Modernity at Large

The flow of culture is not fixed. Both Appadurai and Patterson argue that culture flows in all different directions. Sometimes it is hard to tell if the effects of this flow are negative or positive, but it is certain that the notions of power and culture are inseparably linked. The first forces of cultural interaction were warfare and religion, though that has changed largely due to the expansion and social formations that have increased world globalization. Technology, in particular, has stimulated and enabled the mixing of cultures that we now experience every day.

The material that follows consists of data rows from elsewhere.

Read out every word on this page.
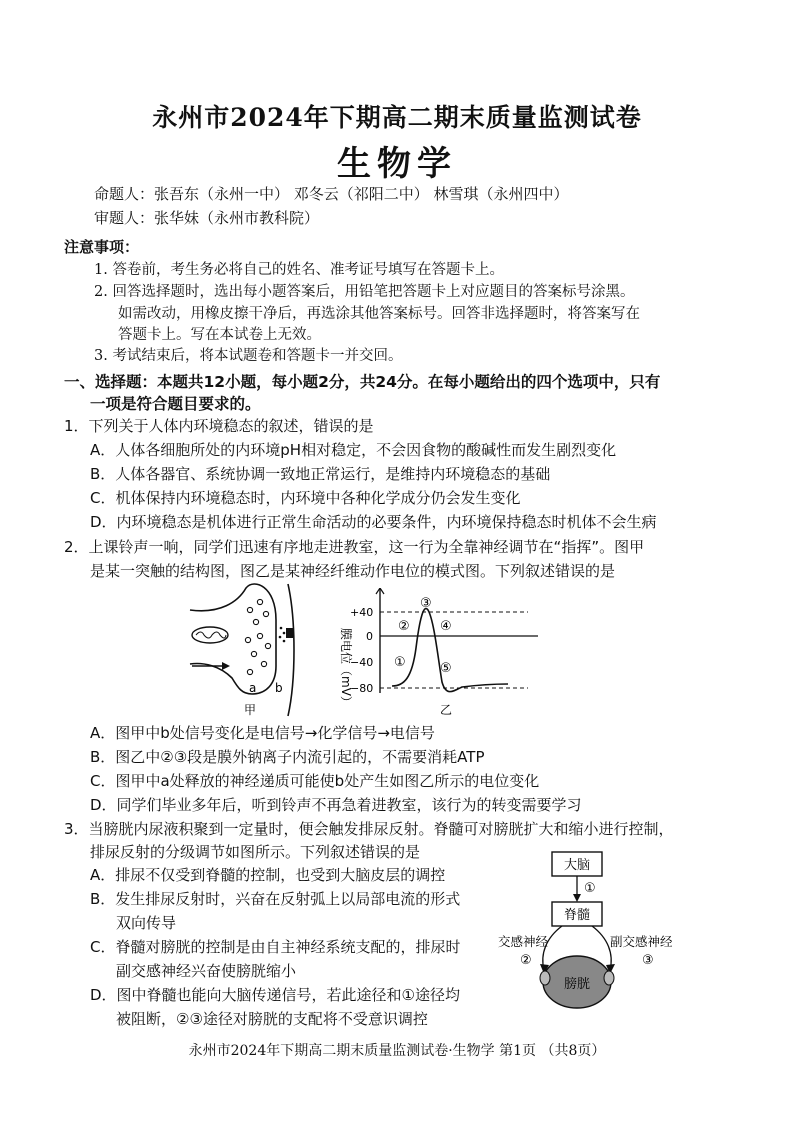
永州市2024年下期高二期末质量监测试卷
生物学
命题人：张吾东（永州一中） 邓冬云（祁阳二中） 林雪琪（永州四中）
审题人：张华妹（永州市教科院）
注意事项：
1. 答卷前，考生务必将自己的姓名、准考证号填写在答题卡上。
2. 回答选择题时，选出每小题答案后，用铅笔把答题卡上对应题目的答案标号涂黑。
如需改动，用橡皮擦干净后，再选涂其他答案标号。回答非选择题时，将答案写在
答题卡上。写在本试卷上无效。
3. 考试结束后，将本试题卷和答题卡一并交回。
一、选择题：本题共12小题，每小题2分，共24分。在每小题给出的四个选项中，只有
一项是符合题目要求的。
1．下列关于人体内环境稳态的叙述，错误的是
A．人体各细胞所处的内环境pH相对稳定，不会因食物的酸碱性而发生剧烈变化
B．人体各器官、系统协调一致地正常运行，是维持内环境稳态的基础
C．机体保持内环境稳态时，内环境中各种化学成分仍会发生变化
D．内环境稳态是机体进行正常生命活动的必要条件，内环境保持稳态时机体不会生病
2．上课铃声一响，同学们迅速有序地走进教室，这一行为全靠神经调节在“指挥”。图甲
是某一突触的结构图，图乙是某神经纤维动作电位的模式图。下列叙述错误的是
a b
甲
膜电位（mV）
+40
0
−40
−80
①
②
③
④
⑤
乙
A．图甲中b处信号变化是电信号→化学信号→电信号
B．图乙中②③段是膜外钠离子内流引起的，不需要消耗ATP
C．图甲中a处释放的神经递质可能使b处产生如图乙所示的电位变化
D．同学们毕业多年后，听到铃声不再急着进教室，该行为的转变需要学习
3．当膀胱内尿液积聚到一定量时，便会触发排尿反射。脊髓可对膀胱扩大和缩小进行控制，
排尿反射的分级调节如图所示。下列叙述错误的是
A．排尿不仅受到脊髓的控制，也受到大脑皮层的调控
B．发生排尿反射时，兴奋在反射弧上以局部电流的形式
双向传导
C．脊髓对膀胱的控制是由自主神经系统支配的，排尿时
副交感神经兴奋使膀胱缩小
D．图中脊髓也能向大脑传递信号，若此途径和①途径均
被阻断，②③途径对膀胱的支配将不受意识调控
大脑
①
脊髓
交感神经
②
副交感神经
③
膀胱
永州市2024年下期高二期末质量监测试卷·生物学 第1页 （共8页）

The printing press, invented in Germany around 1440, led to the mechanization of print and bookmaking. This tool, which Appardurai would consider an element of the technosphere, resulted in some of the first editions of the printed Bible which enabled the spread of Christianity around the world. The availability of the printed word to the public boosted the democratization of knowledge and laid basis for the modern knowledge-based economy.

In current society, social media functions as how the printing press was in the 1400s.  Information flows quickly through e-mails and social networks, such as facebook and twitter.  The Arab Spring, especially in Egypt, gives credit to facebook for mobilizing and spreading the word about the protesting of the Mubarak regime.  Through mediascapes, such as shocking images of the Egyptian protesters in Tahrir Square, the world was informed of the brutal crackdowns on the peaceful protesters.  Technology played an important role in these protests which lead to the successful removal of Mubarak from control. Since Mediascapes are image-based and not objective, however, they can constitute imagined narratives of the Other, depending on who is interpreting the information.

Another contemporary example of one of Appardurai’s scapes could be immigrant and illegal workers from Mexico, as well as the illicit drug flow and the resulting drug culture that crosses the border from Mexico into the U.S.  This ethnoscape affects the U.S. and Mexico and creates disjuncture between the economy, culture, and politics.  For example, the controversial Arizona law to combat illegal immigrants has created tension between the two countries.  The law racial profiles all Latin Americans and President Calderon and some U.S. lawmakers oppose the law.  The illicit drug flow from Mexico to the U.S. also affects politics as the U.S. and Mexican President work to combat the cartels and their power.  Enormous amounts of marijuana and cocaine flow through the border and affect the entire country both culturally, financially, and politically.